Part One and now Part Two have been an emotional journey for Scarred Joy. I questioned myself as I wrote. Was Part One too much for my readers? Is the death of children too emotional and sad for us to want to talk about it? Am I stirring up memories my readers would rather have left alone?
I don’t have concrete answers to my own questions. I appeal to you, my readers, if you have personal answers to such questions please answer in a comment. I appreciate your consideration.
Those Who Grieve Child Death
Over the years I have encountered numbers of people who grieve the death of a child or children. There are those who have learned to move forward with their lives taking the memory of their child with them. There are those who still revisit the death of their child and may talk about the loss in small doses. Still others live the rest of their lives in honour of their child.
Support to Grieving Parents and Grandparents.
What does one say to parents or grandparents grieving the death of a child? Do you say anything? Here are a few common sense suggestions:
No one likes a phony so if you aren’t sure what to say or if you are to say anything, keep the tongue from flapping. From experience in coming alongside people for years those who grieve can sense if you are genuine. Be genuine in your care in the midst of another person’s pain.
Pain and Suffering—They are not the same
If you say something to the person just because you think you have to, you may cause the person to suffer even more. Grief causes pain. Saying the wrong thing adds to the pain and becomes suffering.
Let me unpack that for you with an example. In the case of a person grieving the death of a loved one the grief causes emotional, psychological, spiritual and even physical pain. We might come along to visit with the person. We think we have to say something but we not sure what.
A common phrase used by many people in the context of grief comes to mind.

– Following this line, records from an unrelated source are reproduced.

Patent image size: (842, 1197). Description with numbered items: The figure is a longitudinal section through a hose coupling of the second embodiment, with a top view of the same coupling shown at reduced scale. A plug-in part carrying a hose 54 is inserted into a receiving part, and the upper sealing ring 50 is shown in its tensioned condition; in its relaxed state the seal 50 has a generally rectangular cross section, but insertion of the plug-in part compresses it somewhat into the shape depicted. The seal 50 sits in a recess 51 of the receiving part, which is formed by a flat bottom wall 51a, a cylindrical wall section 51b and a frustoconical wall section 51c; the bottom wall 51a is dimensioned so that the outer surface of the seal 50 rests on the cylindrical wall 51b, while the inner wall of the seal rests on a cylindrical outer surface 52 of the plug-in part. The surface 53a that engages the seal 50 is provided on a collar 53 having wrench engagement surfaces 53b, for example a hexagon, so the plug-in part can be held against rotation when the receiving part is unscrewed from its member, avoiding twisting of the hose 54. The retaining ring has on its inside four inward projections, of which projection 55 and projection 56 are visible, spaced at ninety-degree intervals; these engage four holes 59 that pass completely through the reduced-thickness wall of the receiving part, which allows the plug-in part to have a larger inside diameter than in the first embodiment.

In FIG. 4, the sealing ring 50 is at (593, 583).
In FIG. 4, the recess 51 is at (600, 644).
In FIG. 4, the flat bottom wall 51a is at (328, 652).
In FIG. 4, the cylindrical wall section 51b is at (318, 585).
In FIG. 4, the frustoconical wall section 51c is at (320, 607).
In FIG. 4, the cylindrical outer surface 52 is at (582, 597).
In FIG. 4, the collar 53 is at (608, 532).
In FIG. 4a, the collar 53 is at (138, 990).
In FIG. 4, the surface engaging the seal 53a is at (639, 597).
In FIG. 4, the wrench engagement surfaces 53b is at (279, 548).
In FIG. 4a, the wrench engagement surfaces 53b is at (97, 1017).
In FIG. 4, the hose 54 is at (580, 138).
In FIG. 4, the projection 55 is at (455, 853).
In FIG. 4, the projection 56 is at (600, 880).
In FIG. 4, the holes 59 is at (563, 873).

It may be something like, “well, it will be ok, you have other kids.” The well-intentioned remark may also be “ God will get you through this” or “it will get better with time, you’ll see.” Phrases like this may only burden the person with something else to process on top of the death. This is causing them to suffer.
A Caring Presence
I suggest perhaps it is best not to say anything until you have listened to the grieving person. In listening, in genuine listening, we are being present. In being present we are coming alongside the person. We may not have to say anything. Your presence shows you care.
A caring presence means after the funeral is over, after people no longer bring meals to help out, you are still willing to help where needed. You take the person for coffee. You do not forget the name of the child who died. You honor the grief of the parent or grandparent by allowing them to lead the way in it. It is their grief. Your genuine care for the person recognizes while their grief journey continues you will be with them all the way.
The death of a child is an experience we wish we could avoid altogether. Even the thought of child death may cause us to fear. The reality of life disregards our fear and allows children to die. This may leave us feeling vulnerable and helpless. Our love for others is perhaps shown most in how we respond to the death of a child. We may want to avoid those who grieve this most ponderous loss. Let us, instead, be caring companions along this unpredictable journey of grief.
6 thoughts on “A Child Has Died: Part Two”
Alan, once again you said it all! Thank you for writing this and sharing with all of us!!! Love, JoAnn
Thank you so much for taking the time to comment JoAnn. You are one of my faithful encouragers. This has been a tough topic to write on. Take care my friend. 🙂
Thank you, Alan, for tackling such a difficult subject. I especially loved your paragraph “A Caring Presence” because it gave us concrete examples of what to do for a grieving friend and a reminder to continue to be there for them long after the death. Grief has no time limit and is different for everyone.
Hi Barbara. I appreciate you comments and that you took the time. Yes, caring presence is important. It shows we know the person may still appreciate our ongoing support. I remember when I was in healthcare I often sat with older people grieving the death of loved ones. It was a privilege in my work to come alongside people and listen to grief stories from long ago yet still fresh in their minds. I know you understand what people may go through in grief. Thank you for your presece. 🙂
Your words are full of wisdom and experience. Experience with life’s most difficult journey….grief. thank you for this and all the encouragement
Hi Sandy! Thank you for taking the time to comment. Yes, it is an experience I would never have chosen. We are in this together my friend.